What about the type of pass? We track a few different kinds, and they are largely coachable. If particular ones are better than others, the team can develop systems to encourage that sort of play. Similar to what Ryan Stimson has previously done, let’s look at the data:
The one that sticks out here is royal road passes: shots are much more likely to score if they come after a pass that moves across the ice in front of the goalie. Passes from behind the new do a bit better while stretch passes are no better or worse than other passes. Passes from low to high look bad here, but as we’ll see, there’s a bit more to it.
Let’s take a deeper look at royal road and low to high passes. The initial findings for royal road shots are confirmed: there is a big jump in Shapley value when the pass is royal road. In general, almost all shots are improved if the royal road info is added, some dramatically so.
We can see this even more clearly if we pair each shot with and without a royal road pass and plot their actual xG prediction value.
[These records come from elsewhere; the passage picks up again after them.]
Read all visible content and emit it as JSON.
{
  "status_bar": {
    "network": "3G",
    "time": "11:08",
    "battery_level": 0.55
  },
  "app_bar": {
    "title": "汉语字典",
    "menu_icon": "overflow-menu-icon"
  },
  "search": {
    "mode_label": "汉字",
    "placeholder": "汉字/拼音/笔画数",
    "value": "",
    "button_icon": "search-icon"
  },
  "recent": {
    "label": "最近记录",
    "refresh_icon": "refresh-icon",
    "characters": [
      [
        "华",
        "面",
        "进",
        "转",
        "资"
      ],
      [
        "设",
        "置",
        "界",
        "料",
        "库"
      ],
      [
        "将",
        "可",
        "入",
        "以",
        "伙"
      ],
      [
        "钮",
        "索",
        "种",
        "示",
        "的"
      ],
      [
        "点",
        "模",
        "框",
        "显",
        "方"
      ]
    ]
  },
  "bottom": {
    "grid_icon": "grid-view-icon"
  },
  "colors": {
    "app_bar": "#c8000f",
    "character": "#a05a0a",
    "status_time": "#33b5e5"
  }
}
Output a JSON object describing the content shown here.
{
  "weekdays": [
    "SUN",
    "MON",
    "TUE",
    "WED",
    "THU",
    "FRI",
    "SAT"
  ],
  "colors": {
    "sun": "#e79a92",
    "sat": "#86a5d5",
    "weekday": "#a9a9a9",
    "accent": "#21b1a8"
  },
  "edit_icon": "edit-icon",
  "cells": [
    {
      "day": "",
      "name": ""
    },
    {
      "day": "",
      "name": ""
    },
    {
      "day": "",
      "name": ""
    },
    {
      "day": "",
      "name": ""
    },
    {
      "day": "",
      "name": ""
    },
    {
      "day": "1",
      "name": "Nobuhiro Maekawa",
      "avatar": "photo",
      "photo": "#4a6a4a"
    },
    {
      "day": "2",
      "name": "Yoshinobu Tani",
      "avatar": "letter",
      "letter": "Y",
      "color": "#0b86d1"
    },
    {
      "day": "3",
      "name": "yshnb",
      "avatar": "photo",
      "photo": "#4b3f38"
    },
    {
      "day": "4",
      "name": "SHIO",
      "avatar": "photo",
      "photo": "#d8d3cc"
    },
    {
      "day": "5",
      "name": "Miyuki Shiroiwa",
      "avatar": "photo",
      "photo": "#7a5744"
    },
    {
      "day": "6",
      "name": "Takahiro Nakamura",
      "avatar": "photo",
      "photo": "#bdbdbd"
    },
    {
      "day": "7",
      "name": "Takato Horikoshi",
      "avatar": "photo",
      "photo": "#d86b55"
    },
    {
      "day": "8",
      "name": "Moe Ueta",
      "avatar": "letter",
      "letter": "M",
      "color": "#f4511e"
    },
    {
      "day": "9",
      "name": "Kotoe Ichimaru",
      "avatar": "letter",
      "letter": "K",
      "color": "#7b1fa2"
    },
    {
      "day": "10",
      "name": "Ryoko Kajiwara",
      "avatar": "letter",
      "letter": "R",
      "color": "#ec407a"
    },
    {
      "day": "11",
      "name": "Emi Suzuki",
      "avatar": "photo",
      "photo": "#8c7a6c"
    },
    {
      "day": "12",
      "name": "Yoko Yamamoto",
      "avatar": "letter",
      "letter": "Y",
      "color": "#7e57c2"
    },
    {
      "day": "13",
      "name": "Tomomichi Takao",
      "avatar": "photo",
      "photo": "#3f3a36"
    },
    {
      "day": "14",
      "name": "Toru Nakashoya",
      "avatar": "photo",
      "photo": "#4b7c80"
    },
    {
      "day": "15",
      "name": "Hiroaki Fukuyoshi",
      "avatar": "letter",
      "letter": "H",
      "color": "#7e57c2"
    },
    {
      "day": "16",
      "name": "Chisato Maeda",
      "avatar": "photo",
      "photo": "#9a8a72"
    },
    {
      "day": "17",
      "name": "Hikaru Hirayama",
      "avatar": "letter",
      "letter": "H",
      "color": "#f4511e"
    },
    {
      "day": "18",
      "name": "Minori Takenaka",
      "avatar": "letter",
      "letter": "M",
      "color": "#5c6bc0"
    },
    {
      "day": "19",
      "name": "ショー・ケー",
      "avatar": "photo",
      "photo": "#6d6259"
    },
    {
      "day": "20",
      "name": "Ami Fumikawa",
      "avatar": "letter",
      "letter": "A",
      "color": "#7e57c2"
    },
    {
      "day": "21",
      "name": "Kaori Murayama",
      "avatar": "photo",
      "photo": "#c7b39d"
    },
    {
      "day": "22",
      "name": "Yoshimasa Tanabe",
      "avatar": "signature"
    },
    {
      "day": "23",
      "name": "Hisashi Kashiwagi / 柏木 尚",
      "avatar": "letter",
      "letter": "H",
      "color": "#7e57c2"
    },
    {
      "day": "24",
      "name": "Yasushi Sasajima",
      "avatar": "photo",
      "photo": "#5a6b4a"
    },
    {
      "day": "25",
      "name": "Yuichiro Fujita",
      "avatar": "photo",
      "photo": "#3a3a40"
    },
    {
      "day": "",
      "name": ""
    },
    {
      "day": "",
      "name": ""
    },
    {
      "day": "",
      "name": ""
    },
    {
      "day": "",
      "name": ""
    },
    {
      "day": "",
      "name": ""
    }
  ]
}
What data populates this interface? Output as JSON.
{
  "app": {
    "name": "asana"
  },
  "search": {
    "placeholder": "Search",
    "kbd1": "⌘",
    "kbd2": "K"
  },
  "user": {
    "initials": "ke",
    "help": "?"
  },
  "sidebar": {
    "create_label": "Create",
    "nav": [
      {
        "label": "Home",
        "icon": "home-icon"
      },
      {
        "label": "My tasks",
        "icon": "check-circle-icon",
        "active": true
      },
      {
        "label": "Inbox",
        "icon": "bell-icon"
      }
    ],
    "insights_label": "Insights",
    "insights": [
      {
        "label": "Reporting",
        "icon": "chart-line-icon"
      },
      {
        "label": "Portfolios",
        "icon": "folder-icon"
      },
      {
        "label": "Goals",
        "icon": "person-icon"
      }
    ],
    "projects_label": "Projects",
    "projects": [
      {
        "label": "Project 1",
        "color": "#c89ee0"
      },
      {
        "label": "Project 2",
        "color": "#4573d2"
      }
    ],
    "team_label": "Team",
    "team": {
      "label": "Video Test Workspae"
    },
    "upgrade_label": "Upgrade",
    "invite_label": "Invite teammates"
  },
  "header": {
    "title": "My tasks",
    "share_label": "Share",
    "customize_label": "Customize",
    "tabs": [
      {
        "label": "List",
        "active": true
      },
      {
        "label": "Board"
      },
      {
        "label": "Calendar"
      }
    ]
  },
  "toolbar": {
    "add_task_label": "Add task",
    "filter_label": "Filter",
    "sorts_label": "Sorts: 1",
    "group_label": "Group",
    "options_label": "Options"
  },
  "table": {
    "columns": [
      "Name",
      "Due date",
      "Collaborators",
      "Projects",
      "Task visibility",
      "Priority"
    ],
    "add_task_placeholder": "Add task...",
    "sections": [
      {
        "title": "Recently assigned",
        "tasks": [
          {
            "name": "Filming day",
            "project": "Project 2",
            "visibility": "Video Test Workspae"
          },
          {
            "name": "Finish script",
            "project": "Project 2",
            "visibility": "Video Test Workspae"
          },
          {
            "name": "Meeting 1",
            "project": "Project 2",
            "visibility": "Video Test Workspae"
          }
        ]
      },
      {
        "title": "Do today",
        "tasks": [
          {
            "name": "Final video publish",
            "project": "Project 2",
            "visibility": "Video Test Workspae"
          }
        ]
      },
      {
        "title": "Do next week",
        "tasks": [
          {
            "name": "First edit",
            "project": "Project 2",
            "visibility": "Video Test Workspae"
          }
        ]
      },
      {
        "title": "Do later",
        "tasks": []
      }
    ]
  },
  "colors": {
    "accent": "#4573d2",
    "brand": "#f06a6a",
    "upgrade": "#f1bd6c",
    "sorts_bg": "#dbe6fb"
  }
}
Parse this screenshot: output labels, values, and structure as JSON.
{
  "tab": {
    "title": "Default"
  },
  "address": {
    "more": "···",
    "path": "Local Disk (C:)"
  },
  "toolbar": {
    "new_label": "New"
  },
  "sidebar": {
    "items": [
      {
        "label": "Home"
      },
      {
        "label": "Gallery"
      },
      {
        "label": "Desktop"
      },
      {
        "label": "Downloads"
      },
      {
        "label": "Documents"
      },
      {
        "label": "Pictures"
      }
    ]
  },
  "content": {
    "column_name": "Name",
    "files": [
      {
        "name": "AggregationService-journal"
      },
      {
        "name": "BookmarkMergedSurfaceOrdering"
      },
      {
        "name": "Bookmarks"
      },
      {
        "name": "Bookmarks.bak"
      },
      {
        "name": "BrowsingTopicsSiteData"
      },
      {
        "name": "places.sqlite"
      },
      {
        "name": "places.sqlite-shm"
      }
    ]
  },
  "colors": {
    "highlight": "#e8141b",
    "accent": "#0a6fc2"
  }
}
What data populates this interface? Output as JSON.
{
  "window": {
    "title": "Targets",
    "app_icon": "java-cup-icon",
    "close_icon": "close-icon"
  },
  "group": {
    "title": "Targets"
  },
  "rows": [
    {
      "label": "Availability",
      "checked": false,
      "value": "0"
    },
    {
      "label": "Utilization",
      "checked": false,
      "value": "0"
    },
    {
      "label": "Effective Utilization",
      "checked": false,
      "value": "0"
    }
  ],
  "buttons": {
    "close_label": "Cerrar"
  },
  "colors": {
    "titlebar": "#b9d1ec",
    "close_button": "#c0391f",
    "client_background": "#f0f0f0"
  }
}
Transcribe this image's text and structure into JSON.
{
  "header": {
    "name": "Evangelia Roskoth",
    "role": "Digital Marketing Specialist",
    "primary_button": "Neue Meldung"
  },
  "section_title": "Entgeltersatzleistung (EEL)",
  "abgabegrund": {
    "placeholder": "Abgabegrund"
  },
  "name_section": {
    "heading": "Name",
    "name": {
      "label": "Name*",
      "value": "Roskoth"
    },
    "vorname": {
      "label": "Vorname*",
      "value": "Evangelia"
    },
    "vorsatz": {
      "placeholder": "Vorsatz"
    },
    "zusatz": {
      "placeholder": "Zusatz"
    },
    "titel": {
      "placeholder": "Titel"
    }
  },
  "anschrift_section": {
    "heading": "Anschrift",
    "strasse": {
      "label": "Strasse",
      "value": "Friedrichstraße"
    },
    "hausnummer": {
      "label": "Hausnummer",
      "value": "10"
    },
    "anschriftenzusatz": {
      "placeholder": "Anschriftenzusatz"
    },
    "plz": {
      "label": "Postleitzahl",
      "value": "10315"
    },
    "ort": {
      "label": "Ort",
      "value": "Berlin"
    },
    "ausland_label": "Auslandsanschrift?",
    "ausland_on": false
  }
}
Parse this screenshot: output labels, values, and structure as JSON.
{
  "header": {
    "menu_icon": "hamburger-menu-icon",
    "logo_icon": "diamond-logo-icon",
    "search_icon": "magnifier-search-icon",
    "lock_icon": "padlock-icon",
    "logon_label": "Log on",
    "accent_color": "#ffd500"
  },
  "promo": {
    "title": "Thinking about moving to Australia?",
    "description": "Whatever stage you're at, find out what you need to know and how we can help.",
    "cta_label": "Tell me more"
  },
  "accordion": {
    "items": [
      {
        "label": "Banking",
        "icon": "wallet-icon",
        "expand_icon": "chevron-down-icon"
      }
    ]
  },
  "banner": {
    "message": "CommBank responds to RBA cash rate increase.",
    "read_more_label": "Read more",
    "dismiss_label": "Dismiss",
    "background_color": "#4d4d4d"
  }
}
To make it viewable, we’ll take a random subsample of 1,000 shots:
Almost all the shots see some improvement, and some have very steep lines marking a very high improvement in the scoring opportunity.
On the other hand, the results for low to high shots don’t match up with the initial data. Both the Shapley values and the duplicated data suggest that shots are better if they come from a low to high pass than not.
How were we misled by the original dataset? Again, it comes down to collinearity. By design, low to high passes likely lead to shots from the point. These shots are far from the net and particularly unlikely to score, so they’ll generally have low xG values. However, that’s because of the location more than the presence of the pass. If we compare the same point shot with and without the pass, it is better off if the pass preceded it, presumably because it implies puck control sand moving defenders around the zone. That said, the general low value of these plays implies that low to high passes generally don’t lead to success.
With that, we’ve done a decently thorough review of the key new features in the xG model. There’s certainly far more that can be done, but this gives us a general understanding of what features matter and why. The next step is to put them into practice; with better scoring opportunities identified, we need to design systems that encourage players to generate them.